How do I persist data in Docker containers?

Use Docker volumes for production data persistence. Create named volumes with docker volume create and mount them in your containers. Volumes survive container removal and can be backed up independently. For development, bind mounts let you map host directories into containers for live code reloading. Never store important data in the container's writable layer – it is lost when the container is removed.

Can Docker run on Windows and macOS natively?

Docker containers are Linux-based and require a Linux kernel. On Windows and macOS, Docker Desktop runs a lightweight Linux virtual machine (using WSL 2 on Windows and the Virtualization.framework on macOS with Apple Silicon). This is transparent to the user – you interact with Docker as if it were running natively. Docker Desktop 4.66 on Apple Silicon provides excellent performance thanks to the optimized Virtualization.framework integration.

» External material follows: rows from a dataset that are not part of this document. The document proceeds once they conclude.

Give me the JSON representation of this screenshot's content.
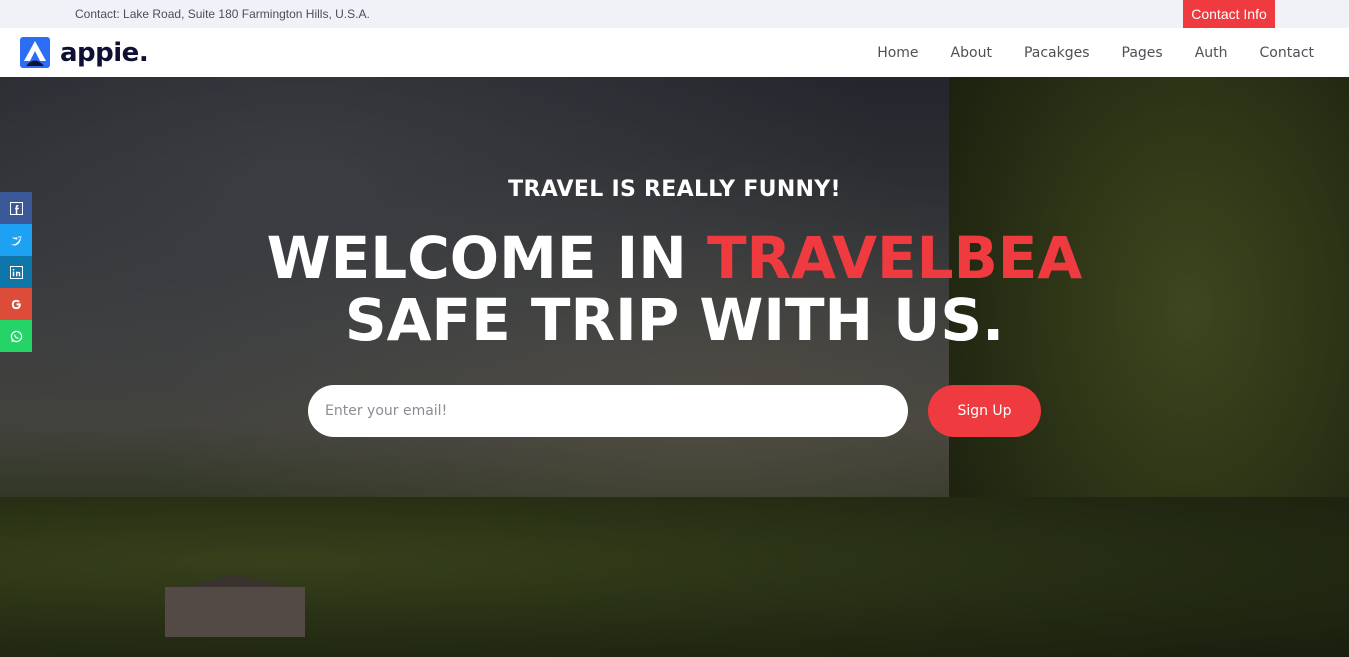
{
  "topbar": {
    "contact_text": "Contact: Lake Road, Suite 180 Farmington Hills, U.S.A.",
    "contact_button": "Contact Info",
    "accent_color": "#ef3b3f"
  },
  "brand": {
    "name": "appie.",
    "logo_icon": "appie-logo-icon",
    "color": "#2b6df5"
  },
  "nav": {
    "items": [
      {
        "label": "Home"
      },
      {
        "label": "About"
      },
      {
        "label": "Pacakges"
      },
      {
        "label": "Pages"
      },
      {
        "label": "Auth"
      },
      {
        "label": "Contact"
      }
    ]
  },
  "hero": {
    "subtitle": "TRAVEL IS REALLY FUNNY!",
    "title_line1_prefix": "WELCOME IN ",
    "title_line1_accent": "TRAVELBEA",
    "title_line2": "SAFE TRIP WITH US.",
    "email_placeholder": "Enter your email!",
    "signup_label": "Sign Up"
  },
  "social": [
    {
      "icon": "facebook-icon",
      "color": "#3b5998"
    },
    {
      "icon": "twitter-icon",
      "color": "#1da1f2"
    },
    {
      "icon": "linkedin-icon",
      "color": "#0e76a8"
    },
    {
      "icon": "google-icon",
      "color": "#dd4b39"
    },
    {
      "icon": "whatsapp-icon",
      "color": "#25d366"
    }
  ]
}
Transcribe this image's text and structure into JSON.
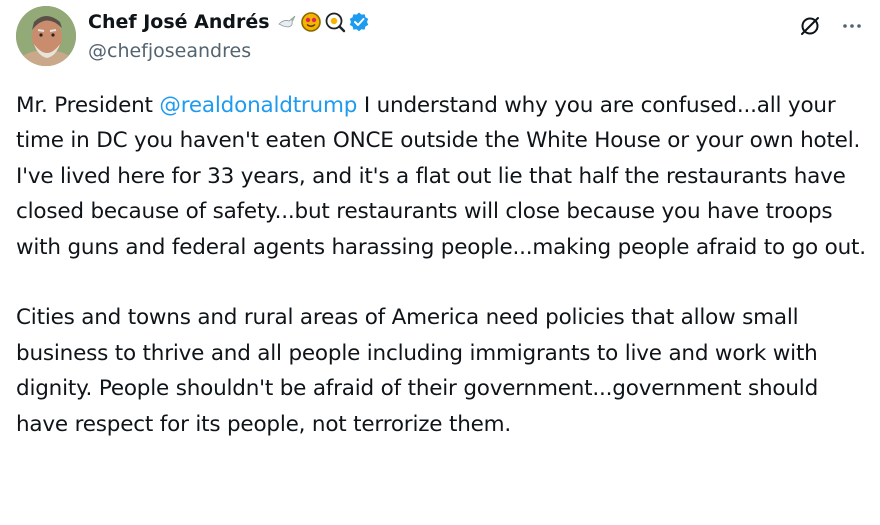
{
  "author": {
    "display_name": "Chef José Andrés",
    "handle": "@chefjoseandres",
    "verified": true,
    "name_emojis": [
      "dove-icon",
      "heart-eyes-face-icon",
      "fried-egg-icon",
      "magnifying-glass-icon"
    ]
  },
  "actions": {
    "grok_icon": "grok-slash-icon",
    "more_icon": "more-horizontal-icon"
  },
  "post": {
    "p1": {
      "before": "Mr. President ",
      "mention": "@realdonaldtrump",
      "after": " I understand why you are confused...all your time in DC you haven't eaten ONCE outside the White House or your own hotel. I've lived here for 33 years, and it's a flat out lie that half the restaurants have closed because of safety...but restaurants will close because you have troops with guns and federal agents harassing people...making people afraid to go out."
    },
    "p2": "Cities and towns and rural areas of America need policies that allow small business to thrive and all people including immigrants to live and work with dignity. People shouldn't be afraid of their government...government should have respect for its people, not terrorize them."
  },
  "colors": {
    "text": "#0f1419",
    "secondary": "#536471",
    "link": "#1d9bf0",
    "verified": "#1d9bf0"
  }
}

What is Docker Scout and should I use it?

Docker Scout is Docker's integrated security scanning tool that analyzes your container images for known vulnerabilities (CVEs), suggests remediation steps, and generates Software Bills of Materials (SBOMs). As of 2026, Docker Scout (v1.20.3) is included in Docker Desktop and available as a CLI plugin. You should use it – it catches vulnerabilities before they reach production and helps maintain compliance with security standards. Run docker scout cves your-image to scan any image.

How do I debug a container that keeps crashing?

Start by checking logs with docker logs container-name. If the container exits too quickly, run it interactively with docker run -it image-name bash (or sh for Alpine images). Use docker inspect container-name to see the exit code and error details. Docker Debug (free since 2026) lets you attach a debugging shell to running containers, even minimal ones without a shell installed. For compose applications, docker compose logs service-name shows logs for a specific service.